By midnight, peace had descended on the south end of downtown, and the police had 15 “boys and young men” under arrest. An hour later, Maj. Calvin Elliott and a troop of 50 National Guard troops armed with Springfield rifles arrived at the jail and relieved the officers. They would stay for the next two days.
When the sun rose on May 16, the forces of law and order began taking stock of what had happened and trying to deal with the consequences. Who would pay for the damage to the Black district? Could they identify the mob leaders? What charges should be filed against the rioters, many of whom were well known to the authorities? Would the county attorney prosecute those arrested by police? And what about prosecuting Tommie Lee? All these questions demanded answers.
Judges in justice of the peace court and municipal court adopted a lenient approach. JP Thomas Maben charged 10 perpetrators with “disturbing the peace.” They pleaded guilty and were each fined $1 plus court costs. He explained his decision by insisting that the mob’s leaders had been “boys in knee pants,” most of whom had “good reputations” heretofore. Everybody knew better. Municipal Judge Hugh Bardin charged two rioters who came before him with “public drunkenness” and let them off with fines of $25 plus costs.
Only Judge James Swayne of the Seventeenth District Court took a hard line. He convened a special grand jury and ordered it to indict Tommie Lee for the double murder but also demanded that it deliver “hundreds of indictments” against the members of the mob that had attacked the jail and rampaged through the Black business district. To make his point, he led them in person through the destroyed district, telling them, “The negroes of Fort Worth and their property are entitled to as much protection as the white people and theirs.” He added, “Our fair city has been disgraced.”
The grand jury indicted 21 men on dozens of charges ranging from drunkenness, burglary, and assault to “unlawful assembly that prevented [the Sheriff and his men] from pursuing their labor, occupation and employment.” Those indicted included a reporter for the Fort Worth Record and a night watchman at the courthouse. One and all, they promptly furnished bond and were released.
When they came to trial, some pleaded out their cases and paid a modest fine. Others were either acquitted for lack of evidence or, if found guilty, paid only a slightly heavier fine. None of them ever did any time. The white citizens of Fort Worth, who included the judges, prosecutors and juries, wanted only to put the ugly events behind them. Chief Montgomery publicly chastised “any officer” who might have stood aside while the mob wreaked havoc in the Black district.

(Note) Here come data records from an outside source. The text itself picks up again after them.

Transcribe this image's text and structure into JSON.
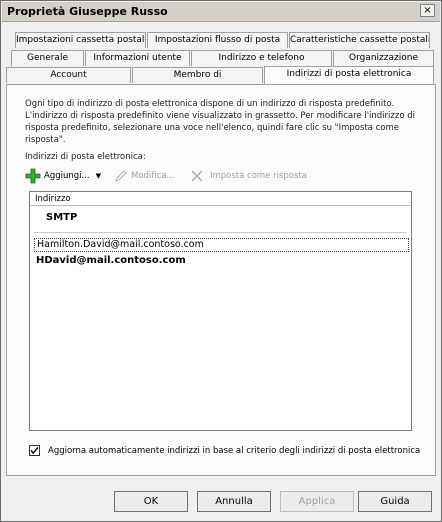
{
  "window": {
    "title": "Proprietà Giuseppe Russo",
    "close_label": "×"
  },
  "tabs": {
    "row1": [
      "Impostazioni cassetta postale",
      "Impostazioni flusso di posta",
      "Caratteristiche cassette postali"
    ],
    "row2": [
      "Generale",
      "Informazioni utente",
      "Indirizzo e telefono",
      "Organizzazione"
    ],
    "row3": [
      "Account",
      "Membro di",
      "Indirizzi di posta elettronica"
    ],
    "active": "Indirizzi di posta elettronica"
  },
  "panel": {
    "description": "Ogni tipo di indirizzo di posta elettronica dispone di un indirizzo di risposta predefinito. L'indirizzo di risposta predefinito viene visualizzato in grassetto. Per modificare l'indirizzo di risposta predefinito, selezionare una voce nell'elenco, quindi fare clic su \"Imposta come risposta\".",
    "list_label": "Indirizzi di posta elettronica:",
    "toolbar": {
      "add": "Aggiungi...",
      "edit": "Modifica...",
      "set_reply": "Imposta come risposta"
    },
    "list": {
      "column_header": "Indirizzo",
      "group": "SMTP",
      "rows": [
        "Hamilton.David@mail.contoso.com",
        "HDavid@mail.contoso.com"
      ]
    },
    "auto_update": {
      "checked": true,
      "label": "Aggiorna automaticamente indirizzi in base al criterio degli indirizzi di posta elettronica"
    }
  },
  "buttons": {
    "ok": "OK",
    "cancel": "Annulla",
    "apply": "Applica",
    "help": "Guida"
  }
}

He excused the rest by explaining that they couldn’t act without “orders from a superior,” and their superiors were busy defending the jail.
Damage to black-owned property was set at a conservative $15,000 by officials. Several Black citizens whose property had been destroyed and themselves beaten, filed suit against the city, but their suits went nowhere.
In the years that followed, the events of May 15, 1913, were conveniently forgotten. In the collective memory, there had been no race riot, no domestic insurrection, and what is not recorded in history is not remembered. The newspapers did not rehash it nor did future historians grapple with it. That night did not fit the carefully constructed narrative of “the Fort Worth way.” After all, no one had died, the most serious destruction had been limited to the Black district, and perpetrators had been duly punished. Also, many of the victims left town, and those that remained kept silent. It was a minor blip in the uplifting story of Fort Worth, nothing more.
Author-historian Richard Selcer is a Fort Worth native and proud graduate of Paschal High and TCU.